Mentor oder Coach oder was - 14.5.2022

Uuuuu, Gela Löhr von Schreibrebellen by Angela Löhr hat mit der simplen Frage "Darf man sich eigentlich Experte nennen?" meine aktuelle Büchse der Pandora geöffnet.

"Ja", war meine Antwort. "Selbstverständlich. Wenn du eine bist."

Ich kotze im Quadrat bei all den tollen selbsternannten oder von mir aus auch durch irgendein Institut qualifizierten Experten, die sich so nennen, weil sie ein Buch über ihr Thema gelesen haben.

Ich kenne das - und mein dicker Hals hat sich nicht geschmälert.

Früher habe ich immer wahnsinnig unhilfreiche Tipps zum Unterrichten und meine Lehrerpersönlichkeit bekommen. Meistens von Leuten, die es 1. besser wussten (haha), 2. deswegen davon überzeugt waren, dass sie mitreden können, weil eine Schule sie qualifiziert hat.

Hä? Du glaubst, du hast Plan vom Lehrer-Sein, weil du bis zu 13 Jahre lang oder mehr irgendwelchen Kaspern beim Unterrichten zugeschaut hast?

Oh ja, ich bin auch voll die Tiefsee-Expertin, weil ich "Finding Nemo" ein paar Mal gesehen habe.

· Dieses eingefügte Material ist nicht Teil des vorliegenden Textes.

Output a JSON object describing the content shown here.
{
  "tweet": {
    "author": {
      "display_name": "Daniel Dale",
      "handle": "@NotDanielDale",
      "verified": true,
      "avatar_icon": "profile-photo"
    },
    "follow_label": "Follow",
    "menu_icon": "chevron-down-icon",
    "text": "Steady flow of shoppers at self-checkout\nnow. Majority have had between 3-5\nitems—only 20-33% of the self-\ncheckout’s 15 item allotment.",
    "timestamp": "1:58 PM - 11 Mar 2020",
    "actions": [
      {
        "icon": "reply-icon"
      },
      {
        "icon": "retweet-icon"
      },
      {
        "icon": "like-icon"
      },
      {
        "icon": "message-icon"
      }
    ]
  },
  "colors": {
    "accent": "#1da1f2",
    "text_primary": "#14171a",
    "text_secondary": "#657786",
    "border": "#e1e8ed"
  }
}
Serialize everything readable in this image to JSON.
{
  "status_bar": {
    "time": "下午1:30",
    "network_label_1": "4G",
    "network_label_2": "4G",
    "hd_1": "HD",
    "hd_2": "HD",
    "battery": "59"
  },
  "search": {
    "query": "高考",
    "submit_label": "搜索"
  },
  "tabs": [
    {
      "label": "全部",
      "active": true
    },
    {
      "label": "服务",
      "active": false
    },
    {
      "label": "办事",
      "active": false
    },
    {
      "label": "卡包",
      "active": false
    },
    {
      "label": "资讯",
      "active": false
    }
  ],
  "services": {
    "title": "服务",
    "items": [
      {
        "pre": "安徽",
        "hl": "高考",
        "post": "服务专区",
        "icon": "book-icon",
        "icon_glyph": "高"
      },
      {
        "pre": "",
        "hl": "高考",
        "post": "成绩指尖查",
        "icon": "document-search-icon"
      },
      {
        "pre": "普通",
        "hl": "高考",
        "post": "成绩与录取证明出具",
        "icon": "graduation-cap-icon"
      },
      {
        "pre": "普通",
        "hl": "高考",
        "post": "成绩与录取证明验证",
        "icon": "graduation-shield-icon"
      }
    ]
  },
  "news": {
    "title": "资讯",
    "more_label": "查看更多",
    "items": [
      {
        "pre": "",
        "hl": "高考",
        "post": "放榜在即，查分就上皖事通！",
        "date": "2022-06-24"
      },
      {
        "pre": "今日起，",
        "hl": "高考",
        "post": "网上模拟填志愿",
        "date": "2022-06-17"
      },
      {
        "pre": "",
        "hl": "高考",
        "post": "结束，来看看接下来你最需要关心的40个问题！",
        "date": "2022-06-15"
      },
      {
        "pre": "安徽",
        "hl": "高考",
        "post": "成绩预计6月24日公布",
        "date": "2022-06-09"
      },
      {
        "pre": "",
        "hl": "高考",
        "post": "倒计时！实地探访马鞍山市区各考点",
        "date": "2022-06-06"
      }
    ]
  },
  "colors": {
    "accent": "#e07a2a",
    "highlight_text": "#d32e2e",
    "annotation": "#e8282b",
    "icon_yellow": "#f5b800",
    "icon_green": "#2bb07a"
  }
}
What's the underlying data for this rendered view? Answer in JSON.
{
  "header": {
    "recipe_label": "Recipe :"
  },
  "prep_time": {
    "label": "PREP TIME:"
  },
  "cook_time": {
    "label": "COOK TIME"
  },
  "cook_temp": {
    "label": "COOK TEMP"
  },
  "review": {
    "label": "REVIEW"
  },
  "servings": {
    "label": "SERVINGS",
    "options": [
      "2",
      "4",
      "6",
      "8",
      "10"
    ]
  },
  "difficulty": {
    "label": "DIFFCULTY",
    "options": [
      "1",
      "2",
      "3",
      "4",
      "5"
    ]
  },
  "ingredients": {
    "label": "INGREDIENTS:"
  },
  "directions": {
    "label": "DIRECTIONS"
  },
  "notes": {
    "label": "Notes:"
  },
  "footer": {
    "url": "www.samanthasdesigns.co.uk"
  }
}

Ach, und gestern hab ich mir einen Speckstein-Rochen geschnitzt. Jetzt bin ich dann auch Steinmetz.

So. Das war jetzt mal die Einleitung. Nur, damit ihr gleich wisst, wo mein Hammer hängt, und ihr euch gleich beleidigt abwenden oder aber weiterlesen könnt.

In Wahrheit geht es in diesem Artikel über den Unterschied von Coach und Mentor. Da hat nämlich alles angefangen.

Folgende Statements gelten mir als Freirupffläche:

Ein Coach ist - äh, das hab ich jetzt vergessen

Ein Mentor ist Spezialist für ein bestimmtes Thema und lehrt das.

(Da war es wieder, dieses Wissen, was lehren ist, weil man - naja, egal).

Warum?

Weil es da einen Club von Coaches gibt, die das jetzt mal so festgelegt haben.

Aha.

Hey, ich finde das gut, dass es Leute gibt, die so einen Rahmen festlegen, sonst hätten (oder haben?) wir nur noch Leute, die irgendwas machen und sich Coach nennen, weil sie als Kind mal im Fußballverein waren.

Gibt's auch einen Mentorenclub?

Was? Nein. Wieso sollte es auch. Der Mentor hat doch außer seinem Spezialwissen nix vorzuweisen. Was ist der schon?

Das war er, der Moment, wo ich meinem inneren Drachen den Mund verboten und die Kiste geschlossen habe. Unter deren Deckel es aber weitergebrodelt hat.

Was ist das, ein Mentor?

Ich will ja jetzt nicht elitär rumtun, aber ein Blick in Wikipedia hätte sagen können, dass die oben erwähnte Definition sehr, also wirklich sehr, sehr schlicht ist. (Und die Coaches dazu bringt, sich besser zu fühlen als der unausgebildete Mentor).

Da steht zum Beispiel, dass Konrad Adenauer der Mentor von Helmut Kohl war - und man kann jetzt von beiden halten, was man will, aber diese Beziehung auf ein "Lehren von Expertenwissen" zu reduzieren, ist schon echt dreist.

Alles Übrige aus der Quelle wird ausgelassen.